By Andrew Duffy

It's been used to rally hockey teams from third-period deficits and to spur baseball teams to victory late in the season, and now the local high-tech sector is backing a simple white towel to help pull the region out of recession.

To the strains of rock band AC/DC's anthem Back in Black, nearly 500 "rally" towels were twirled, waved and shaken aloft last night at the Victoria Conference Centre, as the Victoria Advanced Technology Council kicked off its annual technology awards gala.

"Every year we do a little something to draw attention," said VIATeC executive director Dan Gunn. "This year we went with rally towels, figuring the local tech sector could help rally the local economy, and we're playing Back in Black to accompany it."

The song was no doubt a call to lift economic fortunes out of the red ink and onto the positive side of the balance sheet.

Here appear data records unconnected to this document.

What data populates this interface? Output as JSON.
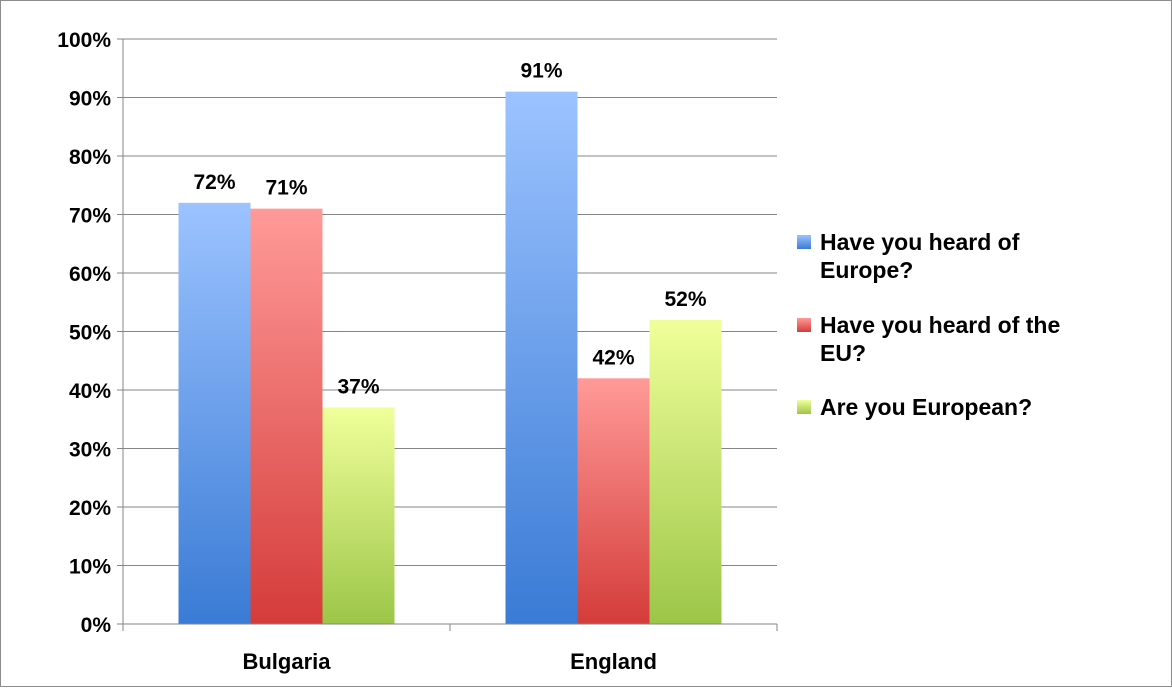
{
  "chart_data": {
    "type": "bar",
    "categories": [
      "Bulgaria",
      "England"
    ],
    "series": [
      {
        "name": "Have you heard of Europe?",
        "values": [
          72,
          91
        ],
        "value_labels": [
          "72%",
          "91%"
        ],
        "color": "#4f81bd",
        "light": "#9cc3ff",
        "dark": "#3a7bd5"
      },
      {
        "name": "Have you heard of the EU?",
        "values": [
          71,
          42
        ],
        "value_labels": [
          "71%",
          "42%"
        ],
        "color": "#c0504d",
        "light": "#ff9a98",
        "dark": "#d43c3a"
      },
      {
        "name": "Are you European?",
        "values": [
          37,
          52
        ],
        "value_labels": [
          "37%",
          "52%"
        ],
        "color": "#9bbb59",
        "light": "#f0ff9a",
        "dark": "#9cc648"
      }
    ],
    "ylim": [
      0,
      100
    ],
    "yticks": [
      "0%",
      "10%",
      "20%",
      "30%",
      "40%",
      "50%",
      "60%",
      "70%",
      "80%",
      "90%",
      "100%"
    ],
    "legend_lines": [
      [
        "Have you heard of",
        "Europe?"
      ],
      [
        "Have you heard of the",
        "EU?"
      ],
      [
        "Are you European?"
      ]
    ],
    "grid": true,
    "legend_position": "right"
  }
}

But there doesn't appear to be much red being spilled on Victoria's high-tech company ledgers these days, with a number of executives in that sector saying they learned lessons during the dot-com meltdown eight years ago to mitigate the effect of recessionary factors.

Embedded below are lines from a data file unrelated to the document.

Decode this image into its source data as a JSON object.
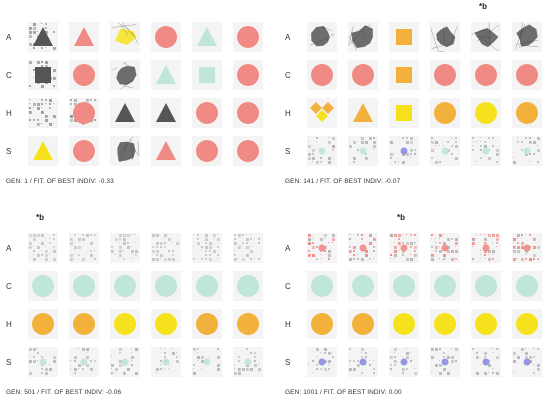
{
  "row_labels": [
    "A",
    "C",
    "H",
    "S"
  ],
  "asterisk": "*b",
  "colors": {
    "gray": "#555555",
    "salmon": "#f08a84",
    "mint": "#bfe6d8",
    "yellow": "#f5e21c",
    "orange": "#f2b13a",
    "blue": "#8c8ce6",
    "noise": "#9a9a9a"
  },
  "panels": [
    {
      "caption": "GEN: 1 / FIT. OF BEST INDIV: -0.33",
      "marker_column": null,
      "rows": [
        [
          "noise-triangle-gray",
          "triangle-salmon",
          "blob-yellow",
          "circle-salmon",
          "triangle-mint",
          "circle-salmon"
        ],
        [
          "noise-square-gray",
          "circle-salmon",
          "blob-gray",
          "triangle-mint",
          "square-mint",
          "circle-salmon"
        ],
        [
          "noise-gray",
          "noise-circle-salmon",
          "triangle-gray",
          "triangle-gray",
          "circle-salmon",
          "circle-salmon"
        ],
        [
          "triangle-yellow",
          "circle-salmon",
          "blob-gray",
          "triangle-salmon",
          "circle-salmon",
          "circle-salmon"
        ]
      ]
    },
    {
      "caption": "GEN: 141 / FIT. OF BEST INDIV: -0.07",
      "marker_column": 4,
      "rows": [
        [
          "blob-gray",
          "blob-gray",
          "square-orange",
          "blob-gray",
          "blob-gray",
          "blob-gray"
        ],
        [
          "circle-salmon",
          "circle-salmon",
          "square-orange",
          "circle-salmon",
          "circle-salmon",
          "circle-salmon"
        ],
        [
          "diamonds-orange",
          "triangle-orange",
          "square-yellow",
          "circle-orange",
          "circle-yellow",
          "circle-orange"
        ],
        [
          "noise-mint",
          "noise-mint",
          "noise-blue",
          "noise-mint",
          "noise-mint",
          "noise-mint"
        ]
      ]
    },
    {
      "caption": "GEN: 501 / FIT. OF BEST INDIV: -0.06",
      "marker_column": 0,
      "rows": [
        [
          "noise-light",
          "noise-light",
          "noise-light",
          "noise-light",
          "noise-light",
          "noise-light"
        ],
        [
          "circle-mint",
          "circle-mint",
          "circle-mint",
          "circle-mint",
          "circle-mint",
          "circle-mint"
        ],
        [
          "circle-orange",
          "circle-orange",
          "circle-yellow",
          "circle-yellow",
          "circle-orange",
          "circle-orange"
        ],
        [
          "noise-mint",
          "noise-mint",
          "noise-mint",
          "noise-mint",
          "noise-mint",
          "noise-mint"
        ]
      ]
    },
    {
      "caption": "GEN: 1001 / FIT. OF BEST INDIV: 0.00",
      "marker_column": 2,
      "rows": [
        [
          "noise-salmon",
          "noise-salmon",
          "noise-salmon",
          "noise-salmon",
          "noise-salmon",
          "noise-salmon"
        ],
        [
          "circle-mint",
          "circle-mint",
          "circle-mint",
          "circle-mint",
          "circle-mint",
          "circle-mint"
        ],
        [
          "circle-orange",
          "circle-orange",
          "circle-yellow",
          "circle-yellow",
          "circle-yellow",
          "circle-yellow"
        ],
        [
          "noise-blue",
          "noise-blue",
          "noise-blue",
          "noise-blue",
          "noise-blue",
          "noise-blue"
        ]
      ]
    }
  ]
}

Gunn said those companies that continue to grow today learned to work lean-and-mean when venture capital, investment and sales dried up in 2001 and were able to thrive when normalcy returned.

"And now many of these companies have had six months of the current recession and they have a good indication of how they are weathering it," said Gunn. "They're doing better than expected and they are actually still growing.

"They are even better prepared now, so when this recession rebounds, they will be there at the front of the line and leading the charge."

For some, it might even prove to be a springboard to get past their competition.

And that, according to Gunn, is a reason to throw a party.

"We are very pleased with the current success level of local tech companies and what they are providing the local economy," said Gunn. In fact, a few years ago, technology passed tourism as the number-one private industry in the region with annual revenues well in excess of $1.7 billion. "And we're glad to provide them an opportunity to get together, be recognized and to celebrate."

It's also a chance for the people behind many of those companies to meet in person, as they often toil long hours away from the limelight.

"They don't get there by accident," said Gunn. "They work very hard at that."

Picking up one of the key pieces of hardware last night was Vecima Networks, which was named Technology Company of the Year.

The Victoria-based firm, which designs and manufactures hardware to support digital television and data-over-cable services, last year reported a 38 per cent increase in revenue to $36.4 million for a $4.4 million profit.

"They are an industry leader," said Gunn, noting they chose to set up shop in Victoria while selling their products around the world.

This year, Bill Cooke, a former CEO of VIATeC, was recognized with the Colin Lennox Technology Champion award for his decades devoted to the high-tech field.

"He's been a key figure that has helped advise, guide and grow our sector for years, and it's a nice nod, given he worked closely with Colin at VIATeC for so many years," said Gunn.